Transavia Denmark
| IATA | ICAO | Call sign |
| PH | TDK | TDK |
- Founded: 6 November 2008
- Commenced operations: 6 November 2008
- Ceased operations: 23 April 2011
- Operating bases: Copenhagen Airport
- Fleet size: 3 (at the time of closure)
- Destinations: 2 (at the time of closure)
- Parent company: Transavia
- Headquarters: Kastrup, Tårnby Municipality, Denmark
- Website: www.transavia.com

= Transavia Denmark =

Danish airline

Transavia Denmark ApS, also known as Transavia.com Denmark or Transavia Denmark and trading as transavia.com, was a Danish based low-cost airline operating as a subsidiary of Transavia group. Its main base was at Copenhagen Airport. Transavia Denmark chiefly operated scheduled and charter services to leisure destinations. It was headquartered in Kastrup, Tårnby Municipality. Operations ceased in 2011, although those in the Netherlands and France continue.

== History ==
The airline began operations on 6 November 2008; Sterling Airlines had gone bankrupt in October 2008 and Transavia saw a good opportunity to start operations in Denmark because of this, and announced that it would start operations at short notice.
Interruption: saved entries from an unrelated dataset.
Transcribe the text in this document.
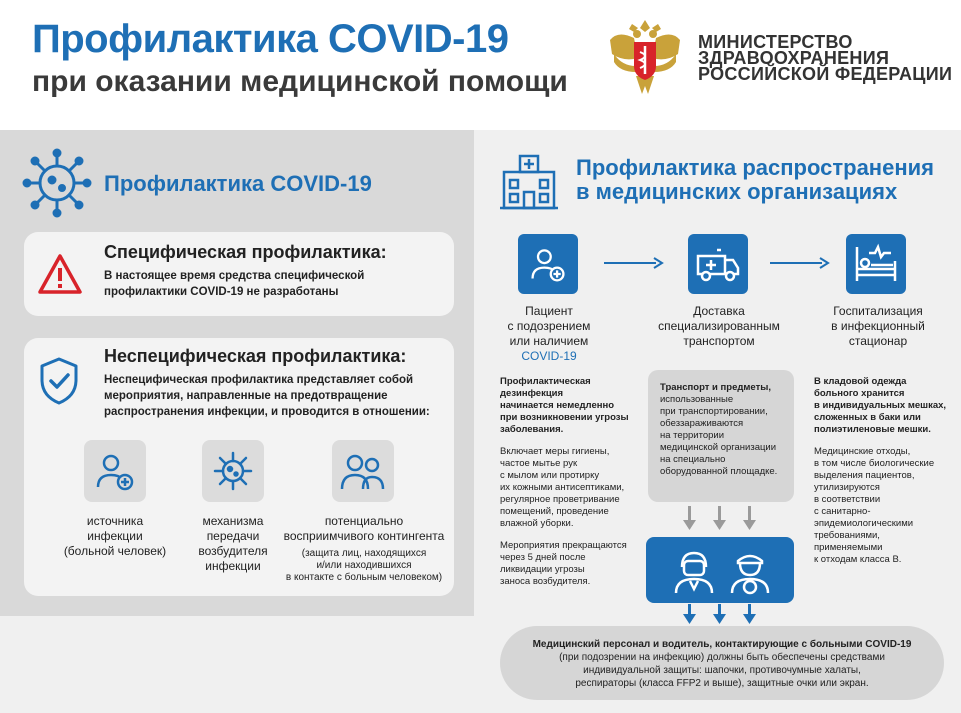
Профилактика COVID-19
при оказании медицинской помощи
МИНИСТЕРСТВО
ЗДРАВООХРАНЕНИЯ
РОССИЙСКОЙ ФЕДЕРАЦИИ
Профилактика COVID-19
Специфическая профилактика:
В настоящее время средства специфической
профилактики COVID-19 не разработаны
Неспецифическая профилактика:
Неспецифическая профилактика представляет собой
мероприятия, направленные на предотвращение
распространения инфекции, и проводится в отношении:
источника
инфекции
(больной человек)
механизма
передачи
возбудителя
инфекции
потенциально
восприимчивого контингента
(защита лиц, находящихся
и/или находившихся
в контакте с больным человеком)
Профилактика распространения
в медицинских организациях
Пациент
с подозрением
или наличием
COVID-19
Доставка
специализированным
транспортом
Госпитализация
в инфекционный
стационар

Профилактическая
дезинфекция
начинается немедленно
при возникновении угрозы
заболевания.

Включает меры гигиены,
частое мытье рук
с мылом или протирку
их кожными антисептиками,
регулярное проветривание
помещений, проведение
влажной уборки.

Мероприятия прекращаются
через 5 дней после
ликвидации угрозы
заноса возбудителя.

Транспорт и предметы,
использованные
при транспортировании,
обеззараживаются
на территории
медицинской организации
на специально
оборудованной площадке.

В кладовой одежда
больного хранится
в индивидуальных мешках,
сложенных в баки или
полиэтиленовые мешки.

Медицинские отходы,
в том числе биологические
выделения пациентов,
утилизируются
в соответствии
с санитарно-
эпидемиологическими
требованиями,
применяемыми
к отходам класса В.

Медицинский персонал и водитель, контактирующие с больными COVID-19
(при подозрении на инфекцию) должны быть обеспечены средствами
индивидуальной защиты: шапочки, противочумные халаты,
респираторы (класса FFP2 и выше), защитные очки или экран.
Transavia Denmark started flights from Billund Airport under a Danish tour operator. It operated five routes from Billund. It also announced a larger base at Copenhagen Airport from which it operated ten routes. Ticket sales for the new low-cost airline started on 7 November 2008.

In September 2010, it was announced that Transavia Denmark would cease operations on 23 April 2011. From 1 November 2010 onwards the activities were gradually scaled down until the complete stop on 23 April 2011. The parent of Transavia Denmark, Air France-KLM, stated that the Danish part of Transavia had not met expectations.

==Destinations==
This is a list of airports to which Transavia Denmark flew (including seasonal destinations):

- Austria
  - Innsbruck - Innsbruck Airport
  - Salzburg - Salzburg Airport
- Denmark
  - Billund - Billund Airport
  - Copenhagen - Copenhagen Airport
- France
  - Montpellier - Montpellier - Méditerranée Airport
  - Nice - Côte d'Azur Airport
- Greece
  - Chania - Chania International Airport
- Italy
  - Naples - Naples Airport
  - Pisa - Galileo Galilei Airport
- Spain
  - Barcelona - Barcelona Airport
  - Las Palmas de Gran Canaria - Gran Canaria Airport
  - Málaga - Málaga Airport
  - Menorca - Menorca Airport
  - Palma de Mallorca - Son Sant Joan Airport
  - Tenerife - Reina Sofía Airport

==In-flight services==
Transavia.com offered the "Assortment on Board" buy on board service offering food and drinks for purchase.